If the Syrian civil war continues and Mr. Assad continues to kill his own people and stir unrest in the broader Middle East, Mr. Obama may look back and wish he had acted more strongly despite opposition from the American people and from Congress.
Mr. Obama hasn’t said whether he would order a missile strike without congressional approval, but the lesson of Rwanda clearly has been on his mind.
In 1994, while Mr. Clinton was president, a genocide took place in the central African nation. Over a period of 100 days, ethnic Hutus slaughtered Tutsis. About 800,000 people were killed.
Samantha Power, Mr. Obama’s ambassador to the United Nations, wrote in 2001 that Mr. Clinton “had shown virtually no interest in stopping the genocide.” Mr. Clinton later said it was among his greatest regrets as president.
Last week, Mr. Obama raised the Rwandan genocide while discussing Syria.

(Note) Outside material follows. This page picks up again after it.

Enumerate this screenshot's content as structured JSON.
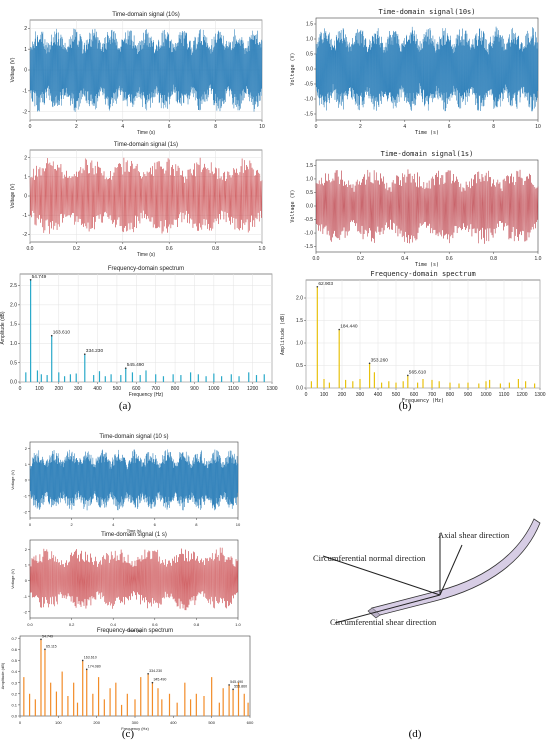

“People who decry international inaction in Rwanda and say, ‘How terrible it is that there are these human rights violations that take place around the world, and why aren’t we doing something about it?’” he said. “And they always look to the United States. ‘Why isn’t the United States doing something about this, the most powerful nation on earth? Why are you allowing these terrible things to happen?’”
Incoherent foreign policy
Rwanda is one of the “moral strings that the administration can pull,” said Brett Schaefer, a foreign policy analyst at the conservative Heritage Foundation. But Mr. Schaefer said the president’s decisions to seek congressional approval and then to pursue a belated course of action at the United Nations are evidence that he has lacked a consistent policy on Syria ever since he said the use of chemical weapons would cross a “red line” requiring tougher U.S. action.
“I am utterly convinced that there is no coherent strategy at all in the administration’s approach to Syria,” Mr. Schaefer said. “The administration felt painted into a corner by the president’s ‘red line’ comments a year ago. They felt that their credibility was on the line and thus they had to do something about it. But ultimately the president did not want to take action, and therefore he kicked the ball over to Congress. And then Secretary Kerry’s impromptu remarks were subsequently seized by the Russians and the Syrians. [They have] taken the initiative completely away from the administration. They’re along for the ride at this point.”
The president and his top aides have said Russia and Syria would not have agreed to discuss a deal without the threat of U.S. military force.
“Does anybody really believe that deploying the same approaches we have tried for the last year will suddenly be effective?” she said.
“It is possible that Assad could give up those weapons and perhaps it could heal some of the rifts that have occurred with Russia lately,” she said. “If we’re all the sudden siding with Russia and this becomes a bridge through which we could work, there’s a possibility it could be in [Obama’s] favor” from a historical point of view.